The High Street, Oxford, an iconic view of the city’s main thoroughfare by Joseph Mallord William Turner, has been on display at Oxford University’s Ashmolean Museum since 1997, on loan from a private collection. Earlier this year the owners offered the painting to the nation under the Acceptance in Lieu scheme, a program that allows important works of cultural patrimony to be transferred to the state in lieu of inheritance tax. Because the appraised market value of the painting, £3.5 million ($5,387,000), is more than the tax owing, the Ashmolean had to come up with the difference of £860,000 ($1,324,000) to secure the masterpiece. If they couldn’t meet the price, the painting would be sold at public auction and very possibly to a foreign buyer who would take it out of the country.
Most of the sum was raised through grants — £550,000 ($846,570) from the Heritage Lottery Fund, £220,000 ($338,630) from the Art Fund, £30,000 ($46,180) from the Friends and Patrons of the Ashmolean — leaving just £60,000 ($92,300) outstanding to acquire the painting. On June 3rd, the museum launched a campaign to raise the last £60,000. The response from the public was immediate and enthusiastic. More than 800 individuals donated to the cause and the target was reached in just four weeks. Once the paperwork is done, The High Street, Oxford will officially be part of the Ashmolean Museum’s permanent collection.
JMW Turner had deep connections to Oxford. As a child he spent time in the area visiting his uncle so he was familiar with the city — there is at least one surviving watercolor of Oxford Turner painted when he was in his teens — and over the course of his lifetime he would finish more than 30 watercolors of the city, the largest number of works depicting a single place in his oeuvre. In 1799 when he was 24 years old, he received his first important commission: two watercolor of the college town to be published in the Oxford Almanack, the University’s prestigious annual calendar which had been printed every year without interruption since 1676. The watercolors were so well-received, he got commissions to make another eight watercolors which were published between 1799 and 1810.
The watercolors caught the eye of Oxford printseller, James Wyatt, who commissioned Turner to create a view of High Street that Wyatt would then have engraved so he could sell prints of the work. Turner worked on the painting over the winter of 1809-1810, consulting with Wyatt as he went along. Wyatt, while a townie, had many begowned friends, so the painting deliberately includes men in academic dress as well as more colorful townspeople at focal points along the street. Turner had once contemplated a career in architecture and as a young man he had worked for several architects as a draughtsman.
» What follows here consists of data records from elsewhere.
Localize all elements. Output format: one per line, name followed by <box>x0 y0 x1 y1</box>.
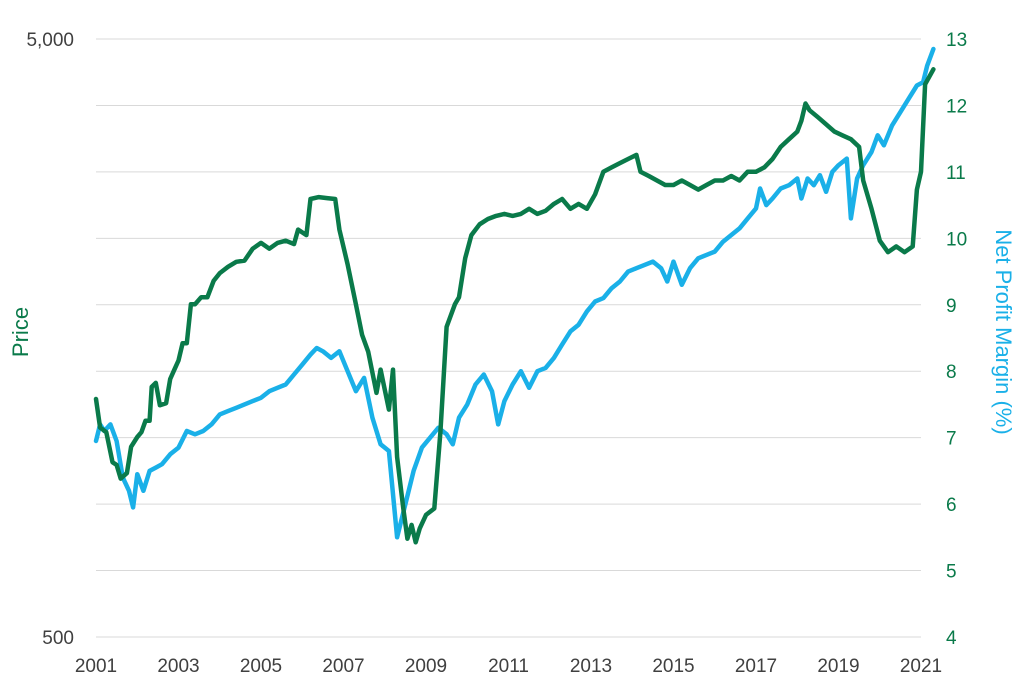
y-left-tick-label: 5,000 <box>26 30 74 51</box>
x-tick-label: 2001 <box>75 656 117 677</box>
y-right-tick-label: 9 <box>946 296 957 317</box>
y-right-tick-label: 6 <box>946 495 957 516</box>
y-axis-left-title: Price <box>8 307 33 357</box>
series-layer <box>93 46 936 545</box>
y-right-tick-label: 10 <box>946 229 967 250</box>
y-right-tick-label: 7 <box>946 429 957 450</box>
x-tick-label: 2021 <box>900 656 942 677</box>
y-right-tick-label: 12 <box>946 96 967 117</box>
y-right-tick-label: 13 <box>946 30 967 51</box>
y-right-tick-label: 5 <box>946 562 957 583</box>
y-axis-right-title: Net Profit Margin (%) <box>991 229 1016 434</box>
y-right-tick-label: 11 <box>946 163 966 184</box>
x-tick-label: 2009 <box>405 656 447 677</box>
x-tick-label: 2013 <box>570 656 612 677</box>
x-tick-label: 2015 <box>652 656 694 677</box>
x-tick-label: 2011 <box>488 656 529 677</box>
y-right-tick-label: 4 <box>946 628 957 649</box>
x-tick-label: 2019 <box>817 656 859 677</box>
x-tick-label: 2005 <box>240 656 282 677</box>
gridlines <box>96 38 921 638</box>
y-right-tick-label: 8 <box>946 362 957 383</box>
x-axis-ticks: 2001 2003 2005 2007 2009 2011 2013 2015 2017 2019… <box>75 656 942 677</box>
x-tick-label: 2007 <box>322 656 364 677</box>
price-series-line <box>93 67 936 545</box>
x-tick-label: 2003 <box>157 656 199 677</box>
y-left-tick-label: 500 <box>42 628 74 649</box>
y-axis-left-ticks: 5,000 500 <box>26 30 74 649</box>
x-tick-label: 2017 <box>735 656 777 677</box>
y-axis-right-ticks: 13 12 11 10 9 8 7 6 5 4 <box>946 30 967 649</box>
net-profit-margin-series-line <box>93 46 936 540</box>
That fascination greatly informed High Street which is drawn with exceptional attention to the architectural details of the buildings.
When the painting was finished in March of 1810, Wyatt put it on display in his High Street print shop. Both the oil painting and the print made from it were hugely popular. Turner displayed the oil painting in his personal gallery in Queen Ann Street, London. In 1812, The High Street, Oxford and a companion townscape Wyatt commissioned after the success of the first were exhibited at the Royal Academy.
Because, as anyone who has watched Morse and Inspector Lewis to the point of overdose can tell you, Oxford is basically frozen in time, what Turner saw when he looked down High Street is pretty much what you see today looking down High Street, give or take a bike or two (thousand). Any institution would be keen to have a Turner oil painting, but this work is so bound to its context, a context which has survived almost unchanged, that it would have been a tremendous loss to see it sold away from the city whose sempiternal beauty he captured so flawlessly.